Il passa donc 16 ans dans le système de camps du goulag soviétique, y compris ceux de la Kolyma, où est décédé Fort-Whiteman. Sgovio fut néanmoins plus chanceux. « C’était un artiste talentueux qui a réalisé des portraits de criminels locaux dans les camps ; cela l’a aidé à obtenir des travaux moins pénibles », dit Jouravlev.
Mais après près de deux décennies au goulag, ce n’était évidemment plus un jeune homme fringant. « Quand il est revenu des camps en 1954, il se rappela comment il dormait sur des draps blancs et ne pouvait s'habituer à l'absence de poux pendant un mois », a déclaré Svetlana Fadeïeva, de la Memorial International Society. En 1960, Sgovio fut finalement autorisé à quitter l’URSS. Il retourna aux États-Unis où il rédigea un livre, Chère Amérique ! Pourquoi je me suis retourné contre le communisme, décrivant ses moments difficiles dans les camps soviétiques.

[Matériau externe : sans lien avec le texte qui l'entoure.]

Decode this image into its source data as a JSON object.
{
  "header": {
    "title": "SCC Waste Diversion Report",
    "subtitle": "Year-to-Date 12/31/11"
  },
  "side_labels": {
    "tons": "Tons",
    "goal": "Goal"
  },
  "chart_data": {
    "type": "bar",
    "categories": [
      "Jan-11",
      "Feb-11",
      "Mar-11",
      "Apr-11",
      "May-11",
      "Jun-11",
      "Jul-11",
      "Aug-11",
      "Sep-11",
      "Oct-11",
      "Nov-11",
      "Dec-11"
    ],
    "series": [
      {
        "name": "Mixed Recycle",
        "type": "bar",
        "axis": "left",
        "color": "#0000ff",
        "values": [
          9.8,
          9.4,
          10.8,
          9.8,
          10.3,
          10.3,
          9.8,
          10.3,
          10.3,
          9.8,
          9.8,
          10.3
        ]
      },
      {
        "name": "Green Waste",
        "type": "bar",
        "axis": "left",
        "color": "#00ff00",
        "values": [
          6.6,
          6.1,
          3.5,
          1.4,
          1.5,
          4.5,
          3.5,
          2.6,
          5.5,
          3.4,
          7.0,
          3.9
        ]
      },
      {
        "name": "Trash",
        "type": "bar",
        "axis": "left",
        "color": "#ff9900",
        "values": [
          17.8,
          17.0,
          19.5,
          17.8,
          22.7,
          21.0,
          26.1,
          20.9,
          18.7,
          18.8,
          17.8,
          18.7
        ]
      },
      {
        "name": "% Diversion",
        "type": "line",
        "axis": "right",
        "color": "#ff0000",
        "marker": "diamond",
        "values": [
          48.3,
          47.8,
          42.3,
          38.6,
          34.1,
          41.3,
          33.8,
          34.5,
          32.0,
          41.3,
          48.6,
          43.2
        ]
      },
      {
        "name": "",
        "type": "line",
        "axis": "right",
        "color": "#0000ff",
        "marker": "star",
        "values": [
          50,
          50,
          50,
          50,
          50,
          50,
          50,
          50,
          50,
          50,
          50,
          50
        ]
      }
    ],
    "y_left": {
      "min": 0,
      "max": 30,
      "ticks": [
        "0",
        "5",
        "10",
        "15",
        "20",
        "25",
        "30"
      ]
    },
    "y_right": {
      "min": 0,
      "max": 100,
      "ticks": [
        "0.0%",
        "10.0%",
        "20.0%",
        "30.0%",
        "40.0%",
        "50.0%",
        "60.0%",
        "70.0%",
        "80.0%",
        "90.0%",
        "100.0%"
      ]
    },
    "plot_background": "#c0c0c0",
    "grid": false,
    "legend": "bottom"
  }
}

« Tu as déjà été à Laredo ? A la frontière entre le Texas et le Mexique ? De petites structures délabrées, des chevaux et des wagons... c'était comme si le monde se terminait ici ». C'est ainsi que Dennis Burn, un citoyen américain emprisonné en URSS, a décrit un camp de Mordovie (à environ 400 km à l’est de Moscou) où il passa sept ans. Et c’est peut-être la seule et unique comparaison existant entre la Mordovie et le Texas…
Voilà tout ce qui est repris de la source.